Boeing took an immediate interest in airplanes. He bought one as soon as he could, hastily learned to fly, and piloted his plane cross country. When he crash landed back home, he lacked patience to wait for new parts. So he and his partner tore the plane apart and learned how to build it even better. The rest is history.
Meantime, Boeing commissioned his factory to build himself a yacht named for the iron ore that paid his way.
Canadian businessman Gordon Levett has owned the Taconite for more than 30 years, restoring it to its original condition. The yacht was for sale in 2015 for $2.5 million and remains on the market at a reduced price.

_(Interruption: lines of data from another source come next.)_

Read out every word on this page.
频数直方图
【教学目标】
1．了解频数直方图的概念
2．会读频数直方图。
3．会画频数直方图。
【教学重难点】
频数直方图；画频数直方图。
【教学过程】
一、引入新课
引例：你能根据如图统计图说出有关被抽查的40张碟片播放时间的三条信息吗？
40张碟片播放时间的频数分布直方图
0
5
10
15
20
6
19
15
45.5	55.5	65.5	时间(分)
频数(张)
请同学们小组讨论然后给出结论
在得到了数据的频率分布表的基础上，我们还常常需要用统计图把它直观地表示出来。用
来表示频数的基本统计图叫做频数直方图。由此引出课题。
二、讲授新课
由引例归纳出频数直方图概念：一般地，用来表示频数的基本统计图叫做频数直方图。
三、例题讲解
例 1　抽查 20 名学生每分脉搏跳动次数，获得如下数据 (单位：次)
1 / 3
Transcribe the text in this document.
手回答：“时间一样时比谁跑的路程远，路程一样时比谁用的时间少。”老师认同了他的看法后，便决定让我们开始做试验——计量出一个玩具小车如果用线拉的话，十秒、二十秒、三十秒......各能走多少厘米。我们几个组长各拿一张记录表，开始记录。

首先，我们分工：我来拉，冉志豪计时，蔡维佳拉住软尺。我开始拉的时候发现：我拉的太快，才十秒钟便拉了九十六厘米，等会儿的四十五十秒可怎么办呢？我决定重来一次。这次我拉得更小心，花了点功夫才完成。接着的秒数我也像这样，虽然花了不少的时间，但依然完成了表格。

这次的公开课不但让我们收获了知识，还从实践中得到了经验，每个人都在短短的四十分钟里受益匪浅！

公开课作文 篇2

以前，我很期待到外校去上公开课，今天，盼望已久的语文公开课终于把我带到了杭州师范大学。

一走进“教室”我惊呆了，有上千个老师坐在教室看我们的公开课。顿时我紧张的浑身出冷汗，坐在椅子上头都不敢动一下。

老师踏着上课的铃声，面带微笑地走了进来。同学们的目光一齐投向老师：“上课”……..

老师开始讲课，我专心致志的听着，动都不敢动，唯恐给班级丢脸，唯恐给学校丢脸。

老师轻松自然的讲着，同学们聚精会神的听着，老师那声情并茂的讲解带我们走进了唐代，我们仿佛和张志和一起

The story of Boeing’s Taconite reads as an interesting historical tale, but also a reminder that most of the spoils of generations of Mesabi Iron Range workers left Northern Minnesota. From the upper class segregated neighborhoods of Boeing’s Seattle to the leather furniture of gentlemen’s clubs in Cleveland, Pittsburgh and New York, most of the profit from mining leaves the place where the rock is wrested from the Earth.
Always has.
That’s why the people of Northern Minnesota always had to fight for themselves.
We still do.
Aaron J. Brown is an author and college instructor from northern Minnesota’s Iron Range. He writes the blog MinnesotaBrown.com and hosts the Great Northern Radio Show on Northern Community Radio. This piece first appeared in the Sunday, May 7, 2017 edition of the Hibbing Daily Tribune.
I was exploring going to Grand Marais via water last summer. You know, a cruise up the north shore from Duluth. Nothing out there. Now if I was an oligarch I would buy this vessel and do just that with it. Back and forth cruises up mother Superior’s north shore. But not on a retired school teachers salary.
Aaron,
Well said.
Seems like this should be on billboards all over the range as a reminder.
Dan
“but also a reminder that most of the spoils of generations of Mesabi Iron Range workers left Northern Minnesota,……, most of the profit from mining leaves the place where the rock is wrested from the Earth.
Always has.”
That’s the nature of mining, an extractive industry that sucks the life out of the land and the people who mine it.
Thanks for the Wilhelm Boeing information! Bill Boeing built two TALCONITE yachts. The first one in 1910 which was sold in 1921, then the second built in 1930. He also had a prize-winning jumper named Talconite in 1907 competing from his horse farm in Virginia. Your airplane information doesn’t seem accurate. Bill learned to fly during the summer of 1915 but was never an enthusiastic pilot. Bill knew his limitations. He was a capitalist, not a pilot. He hired pilots. Still searching for the year Wilhelm understood the value of the talconite he had purchased as lumber land. If you have some leads, I’d be appreciative!
Dear Sir, I just watched an interesting documentary on youtube about the Taconite and unfortunately it finished midway in with the vessel about to head south to California for sale. This sent me down a hole looking to find out what happened. Hence I find myself here on this page, still no answers to past but some info for the present. Any thing you could share would be appreciated
Thankyou
Steve
Australia
My wife and I we’re enjoying the weather and walking around Fishermans Terminal in Seattle. There was a very large yacht tied up there. I thought it was in rather poor condition. The name on the Taconite. I asked my wife why would anyone name a yacht after iron ore. When I got home I did some research and determined it was Bill Boeings old yacht. I hope who ever bought will be able to restore it.